Over the course of the last 28 years, I have seen his three rules supported time and again. Beliefs and behaviors, for good and for ill, do tend to abide. However, I have also seen those rules contradicted. And sometimes, depending on the person, I’ve observed evidence both for and against.

The changes I’ve witnessed have been subtle rather than substantial—character traits modulated or exacerbated—and many friends’ New Year’s resolutions and intentions to “turn over a new leaf” showed short-term gains but without staying power. Those instances of lasting behavioral shifts that I’ve seen have come about due to religion (either adopting or discarding a faith) or physical changes in the brain brought on by illness or trauma. And while I think I understand most people I encounter well enough, even close friends continue to mystify me with decisions that defy logic and undermine their best interests.

Ultimately, my experiences have borne out a more-flexible version of his three absolutes:

  1. Most people don’t change for the long-term.
  2. Even sensible people can behave illogically.
  3. You will never understand everything that a person does or believes.

I think that we regularly encounter numerous examples of these three “equivocal rules of thumb.” And I believe this is why I and others enjoy reading fiction: we wish we could change but know that’s difficult to do, so we want to read about other people managing that difficult transition.

We want to see the protagonist characters overcome the beliefs and behaviors that had prevented them from achieving their potential. Because of what they have endured and the odds they’ve beaten, we want to see them change for the better—and permanently, not just a while—such that they deserve to receive their reward. In fact, depending on the genre, we might even want antagonists to repent and mend their ways. Essentially, we want the story’s characters to be wiser and improved because of their fictional experiences.

We also want to understand why everybody does everything in a story, so we can anticipate what will happen next—and even enjoy having those expectations confounded as long as that happens in totally logical, consistent ways. Reviewers who exclaim, “I never saw that coming!” (as so many did with Gone Girl and The Sixth Sense) are expressing joy at their predictions being thwarted by a twist that makes sense in hindsight but wasn’t obvious.
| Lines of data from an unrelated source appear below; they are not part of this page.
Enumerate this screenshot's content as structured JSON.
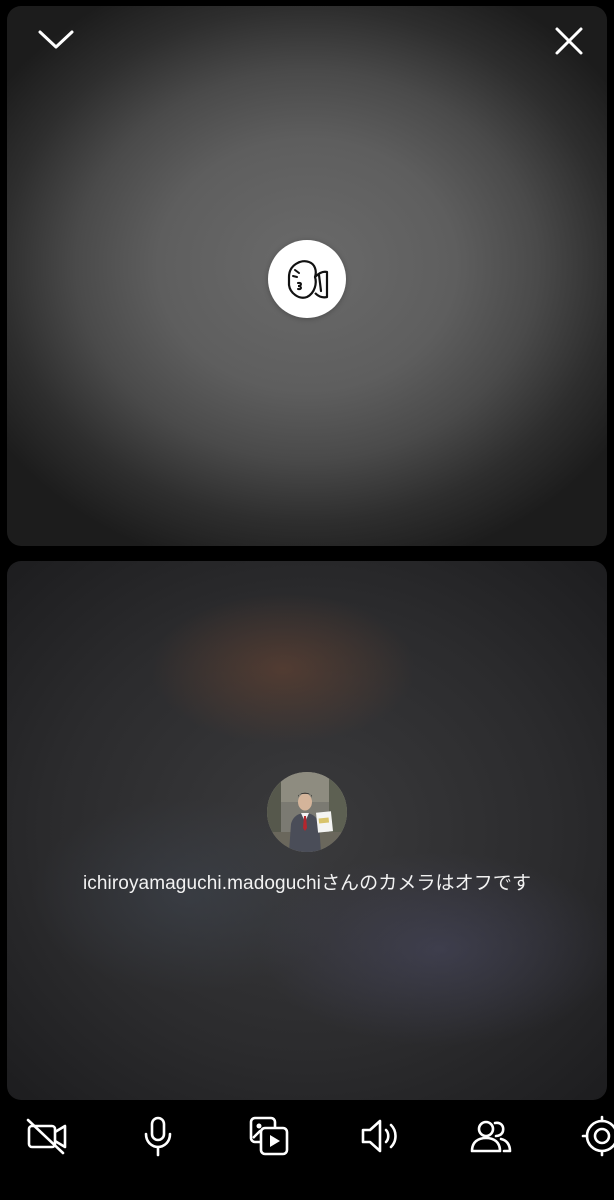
{
  "call": {
    "participant_name": "ichiroyamaguchi.madoguchi",
    "camera_off_message": "ichiroyamaguchi.madoguchiさんのカメラはオフです"
  },
  "controls": {
    "top": [
      {
        "id": "minimize",
        "icon": "chevron-down-icon"
      },
      {
        "id": "end",
        "icon": "close-icon"
      }
    ],
    "toolbar": [
      {
        "id": "camera",
        "icon": "video-off-icon"
      },
      {
        "id": "microphone",
        "icon": "microphone-icon"
      },
      {
        "id": "share-media",
        "icon": "media-share-icon"
      },
      {
        "id": "speaker",
        "icon": "speaker-icon"
      },
      {
        "id": "participants",
        "icon": "people-icon"
      },
      {
        "id": "effects",
        "icon": "effects-icon"
      }
    ]
  },
  "colors": {
    "background": "#000000",
    "icon": "#ffffff",
    "text": "#f2f2f2"
  }
}
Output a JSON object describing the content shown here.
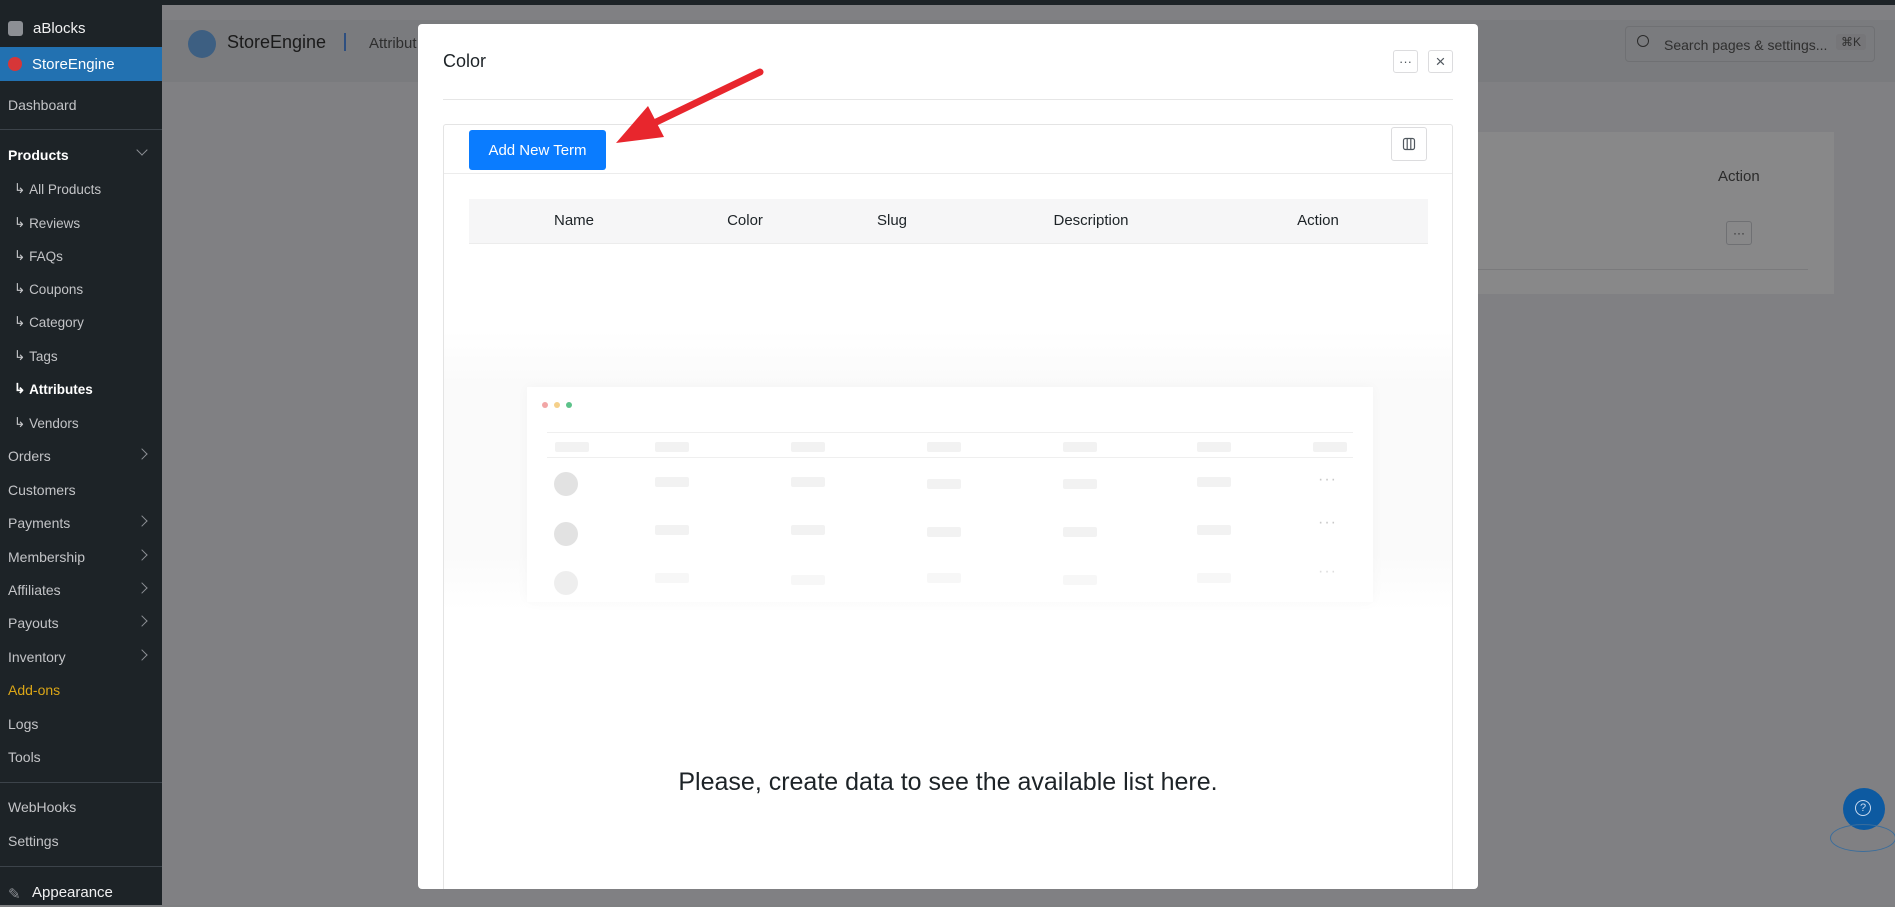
{
  "sidebar": {
    "site": "aBlocks",
    "plugin": "StoreEngine",
    "items": [
      {
        "label": "Dashboard"
      },
      {
        "label": "Products"
      },
      {
        "label": "All Products"
      },
      {
        "label": "Reviews"
      },
      {
        "label": "FAQs"
      },
      {
        "label": "Coupons"
      },
      {
        "label": "Category"
      },
      {
        "label": "Tags"
      },
      {
        "label": "Attributes"
      },
      {
        "label": "Vendors"
      },
      {
        "label": "Orders"
      },
      {
        "label": "Customers"
      },
      {
        "label": "Payments"
      },
      {
        "label": "Membership"
      },
      {
        "label": "Affiliates"
      },
      {
        "label": "Payouts"
      },
      {
        "label": "Inventory"
      },
      {
        "label": "Add-ons"
      },
      {
        "label": "Logs"
      },
      {
        "label": "Tools"
      },
      {
        "label": "WebHooks"
      },
      {
        "label": "Settings"
      },
      {
        "label": "Appearance"
      }
    ]
  },
  "header": {
    "brand": "StoreEngine",
    "breadcrumb": "Attribut",
    "search_placeholder": "Search pages & settings...",
    "search_shortcut": "⌘K",
    "bg_action_label": "Action",
    "bg_action_button": "···"
  },
  "modal": {
    "title": "Color",
    "more_button": "···",
    "close_button": "×",
    "add_button": "Add New Term",
    "columns": [
      "Name",
      "Color",
      "Slug",
      "Description",
      "Action"
    ],
    "empty_message": "Please, create data to see the available list here."
  },
  "colors": {
    "sidebar_bg": "#1d2327",
    "accent_active": "#2271b1",
    "primary_button": "#0a7cff",
    "addons_text": "#dba617",
    "arrow": "#e8262d"
  }
}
This is far different from some Game of Thrones reviewers who groused, “The ending came out of the blue.” In this case, they didn’t feel like the writer earned the shocking payoff; in their opinion, not enough logical underpinnings had been provided for the surprise to satisfy.

Unlike in reality—where arbitrary behaviors, coincidences, unanticipated good/bad fortune, and random incidents can improve, upend, or even terminate lives—we feel cheated if such a thing occurs at the climax of a novel. We’re fine if an accidental event opens a novel and propels the plot because we all acknowledge that stuff happens. But such stuff better be confined to the start of the story and not unduly influence its climax. Imagine how disappointed you’d feel if, at the end of an action-adventure story, the villain overdoses on drugs or is hit by a car rather than being nabbed by the hero. Even worse, imagine the hero getting run over by a random drunk and the bad guy winning.

Some first-time writers have no doubt made such creative decisions because they wanted to make a statement about art mirroring life. We can’t name their books, however, because no publisher would touch that manuscript, and, if the writer self-published, few readers would tolerate such a finale, even though good people experience misfortune every day, and bad people catch countless breaks.

Rather, we want the fictional worlds we read about to refrain from throwing outcome-influencing curveballs, and we want the heroes we’ve rooted for to succeed on their own merits and to change into better people because of their odyssey. As my mother-in-law, a prolific fiction reader, used to say, “If I wanted reality, I’d watch the news.”